Utility company stocks have long been the province of "widows and orphans" and retirees due to their safety, stability and high yields. Now with interest rates being depressed across the entire maturity spectrum, utility stocks (and dividend stocks in general) are becoming of greater interest to an ever broader group of investors.
Today we will examine the fifteen highest yielding utility stocks that are represented in the Standard & Poor's 500 Stock Index. The final five companies are: Southern Company, PG&E Corp., American Electric Power Co., Inc., Consolidated Edison, Inc. and SCANA Corp.
Southern Company (NYSE:SO) Yield 4.54%
The stock closed at $43.16 giving the company a market cap of $37.73 billion. Southern Company operates as an electric utility. The company is based in Atlanta, Georgia and has 4.4 million customers across the southeastern United States. The annual dividend is $1.96 and was increased 3.7% in April 2012 making eleven consecutive years of dividend increases. The last quarterly dividend of $0.49 was paid on December 5, 2012. Earnings for the year just ended are estimated at $2.63 per share with an expected increase to $2.78 this year. Book value is $21.32 per share. The estimated payout ratio this year is 71%. Southern Company is another of our favorite utility companies and should be considered a must for any portfolio looking for utility representation. We look for the company to continue extending its historical record of being shareholder friendly and believe it will once again increase the dividend this year.
PG&E Corp. (NYSE:PCG) Yield 4.44%
The stock closed at $40.95 giving the company a market cap of $17.53 billion. PG&E operates as a public utility company in northern and central California engaging in the generation and distribution of electricity and the distribution and transmission of natural gas. Dividends were suspended in January 2001 and reinstated in 2005. Since being reinstated the dividend has increased from an annual run rate $1.20 to the current $1.82. The next quarterly dividend of $0.455 will be paid January 15, 2013. Book value is $30.68 per share. Earnings for the year just ended are estimated at $3.19 and estimates for the current year are $2.82 per share. The estimated payout ratio this year is 65%.Although the numbers look fine we have concerns about the regulatory climate in California and thus would place our funds in some of the other companies discussed herein.
American Electric Power Co., Inc. (NYSE:AEP) Yield 4.35
The stock closed at $43.24 giving the company a market cap of $20.98 billion. American Electric is a public utility holding company that engages in the generation, transmission and distribution of electric power. The company has 5 million customers in eleven states. The annual dividend is $1.88 and the last quarterly dividend of $0.47 was paid on December 9, 2012. Book value is $31.56 per share. Earnings for the year just ended are estimated at $3.04 and are estimated to increase this year to $3.14 per share. The estimated payout ratio this year is 60%. The company reduced the dividend from $2.40 in 2003 but has since increased it in six of the last nine years. We like this company as well as the numbers it is producing currently and feel this one has the potential for the dividend reaching or exceeding the 2003 level in the mid-term. We feel it is likely that the company increases the dividend this year.

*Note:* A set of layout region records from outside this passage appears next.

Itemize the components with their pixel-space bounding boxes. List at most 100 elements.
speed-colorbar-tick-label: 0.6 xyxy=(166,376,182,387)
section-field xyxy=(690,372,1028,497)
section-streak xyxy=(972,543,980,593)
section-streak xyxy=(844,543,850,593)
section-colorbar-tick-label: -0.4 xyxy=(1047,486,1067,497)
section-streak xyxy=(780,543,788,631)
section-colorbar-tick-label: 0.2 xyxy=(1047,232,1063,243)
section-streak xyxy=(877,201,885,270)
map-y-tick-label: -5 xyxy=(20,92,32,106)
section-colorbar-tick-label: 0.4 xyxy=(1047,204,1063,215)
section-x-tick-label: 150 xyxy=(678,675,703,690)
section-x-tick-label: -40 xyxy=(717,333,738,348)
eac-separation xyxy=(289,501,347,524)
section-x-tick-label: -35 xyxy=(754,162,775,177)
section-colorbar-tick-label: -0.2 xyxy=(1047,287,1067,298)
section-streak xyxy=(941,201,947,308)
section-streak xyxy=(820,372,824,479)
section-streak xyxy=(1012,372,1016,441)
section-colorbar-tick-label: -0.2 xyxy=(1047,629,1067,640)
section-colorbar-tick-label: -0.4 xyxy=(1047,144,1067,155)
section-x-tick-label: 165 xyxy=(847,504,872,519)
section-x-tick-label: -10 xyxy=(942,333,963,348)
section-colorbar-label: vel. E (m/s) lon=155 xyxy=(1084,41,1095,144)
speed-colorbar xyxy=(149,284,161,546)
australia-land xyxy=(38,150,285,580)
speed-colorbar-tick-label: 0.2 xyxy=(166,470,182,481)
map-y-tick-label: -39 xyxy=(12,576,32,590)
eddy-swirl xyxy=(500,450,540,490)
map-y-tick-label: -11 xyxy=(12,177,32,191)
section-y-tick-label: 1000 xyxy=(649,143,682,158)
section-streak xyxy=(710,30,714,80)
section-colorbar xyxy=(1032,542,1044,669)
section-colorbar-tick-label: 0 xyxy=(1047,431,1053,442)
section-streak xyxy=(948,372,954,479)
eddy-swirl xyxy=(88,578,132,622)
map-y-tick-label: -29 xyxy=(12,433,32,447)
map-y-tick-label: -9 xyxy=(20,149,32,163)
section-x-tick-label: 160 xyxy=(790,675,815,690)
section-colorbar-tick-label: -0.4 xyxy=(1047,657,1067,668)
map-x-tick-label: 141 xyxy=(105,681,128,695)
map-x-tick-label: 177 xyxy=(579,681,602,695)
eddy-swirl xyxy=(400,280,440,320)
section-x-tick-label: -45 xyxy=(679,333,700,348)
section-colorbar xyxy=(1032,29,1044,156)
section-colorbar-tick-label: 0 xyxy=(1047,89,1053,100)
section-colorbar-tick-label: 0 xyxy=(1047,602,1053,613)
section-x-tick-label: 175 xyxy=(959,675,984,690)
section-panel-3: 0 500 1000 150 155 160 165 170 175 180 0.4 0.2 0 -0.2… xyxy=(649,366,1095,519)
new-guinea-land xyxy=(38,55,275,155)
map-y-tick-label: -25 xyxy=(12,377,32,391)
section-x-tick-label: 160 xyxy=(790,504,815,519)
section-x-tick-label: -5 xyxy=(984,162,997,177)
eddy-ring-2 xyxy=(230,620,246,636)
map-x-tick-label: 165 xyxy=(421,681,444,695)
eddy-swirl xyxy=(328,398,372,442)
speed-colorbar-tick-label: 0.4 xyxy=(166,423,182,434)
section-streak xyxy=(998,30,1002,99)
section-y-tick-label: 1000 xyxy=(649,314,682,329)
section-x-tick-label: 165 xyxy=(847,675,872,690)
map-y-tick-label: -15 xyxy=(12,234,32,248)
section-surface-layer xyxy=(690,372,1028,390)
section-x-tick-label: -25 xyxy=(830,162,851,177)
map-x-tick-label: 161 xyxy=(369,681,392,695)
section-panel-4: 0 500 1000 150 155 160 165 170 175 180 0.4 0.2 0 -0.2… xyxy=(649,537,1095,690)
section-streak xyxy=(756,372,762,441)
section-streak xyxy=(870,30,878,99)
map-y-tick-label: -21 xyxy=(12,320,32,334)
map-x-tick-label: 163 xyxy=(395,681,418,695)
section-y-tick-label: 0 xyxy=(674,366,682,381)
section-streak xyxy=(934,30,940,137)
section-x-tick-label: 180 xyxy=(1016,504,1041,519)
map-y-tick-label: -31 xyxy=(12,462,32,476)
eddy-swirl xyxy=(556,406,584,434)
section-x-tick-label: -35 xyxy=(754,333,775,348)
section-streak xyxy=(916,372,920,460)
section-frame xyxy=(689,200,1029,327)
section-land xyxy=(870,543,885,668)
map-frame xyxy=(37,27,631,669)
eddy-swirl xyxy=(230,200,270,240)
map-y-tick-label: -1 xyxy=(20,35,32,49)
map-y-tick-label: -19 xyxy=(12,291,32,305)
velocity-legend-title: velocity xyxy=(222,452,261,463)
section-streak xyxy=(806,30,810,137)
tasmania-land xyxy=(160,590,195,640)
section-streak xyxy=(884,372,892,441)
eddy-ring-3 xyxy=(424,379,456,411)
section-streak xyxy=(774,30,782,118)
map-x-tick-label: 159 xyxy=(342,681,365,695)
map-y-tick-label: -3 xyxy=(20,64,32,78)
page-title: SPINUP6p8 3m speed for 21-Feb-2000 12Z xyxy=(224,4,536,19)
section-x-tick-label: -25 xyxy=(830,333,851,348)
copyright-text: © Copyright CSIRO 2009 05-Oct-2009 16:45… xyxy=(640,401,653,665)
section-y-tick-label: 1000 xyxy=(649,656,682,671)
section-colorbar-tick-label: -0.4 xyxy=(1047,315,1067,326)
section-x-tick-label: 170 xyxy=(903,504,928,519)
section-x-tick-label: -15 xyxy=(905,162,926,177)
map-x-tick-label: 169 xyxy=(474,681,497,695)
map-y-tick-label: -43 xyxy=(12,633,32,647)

Consolidated Edison, Inc. (NYSE:ED) Yield 4.33%
The stock closed at $55.91 giving the company a market cap of $16.37 billion. Consolidated Edison provides electric and natural gas services to customers in the United States, primarily New York. The annual dividend is $2.42 per share and the last quarterly dividend of $0.605 was paid on December 14, 2012. Book value is $40.43 per share. Earnings are estimated at $3.77 for the year just ended and are slated to increase to $3.84 this year. The estimated payout ratio this year is 63%. Consolidated Edison has increased dividends for 38 consecutive years. It is difficult to take issue with any company with the dividend history that this one has, and, we are confident that they will do every thing in their power to keep their record intact; however, we have increasing concerns about the political and regulatory climate in New York.
SCANA Corp. (NYSE:SCG) Yield 4.26%
The stock closed at $46.49 giving the company a market cap of $6.13 billion. SCANA engages in the generation, transmission, distribution and sale of electricity and transports and sells natural gas to customers in South Carolina. The annual dividend is $1.98 and the last quarterly dividend of $0.495 was paid on December 31, 2012. Book value is $31.14 per share. Earnings per share are estimated at $3.16 for the year just ended and are estimated to increase to $3.25 per share this year. The estimated payout ratio this year is 61%. Dividends have increased the last seven years. We have always found SCANA to be a conservative well run company and feel the dividend has room to grow and that the company will increase it once again this year. A cautionary note on this company is that there is probably some additional risk inherent in the company now as they embark upon construction of their new nuclear plant.
NOTE: we calculate our payout ratios using the indicated dividend and the earnings estimate for the current year rather than the more common backward looking calculation.
Disclosure: I have no positions in any stocks mentioned, and no plans to initiate any positions within the next 72 hours. I wrote this article myself, and it expresses my own opinions. I am not receiving compensation for it (other than from Seeking Alpha). I have no business relationship with any company whose stock is mentioned in this article.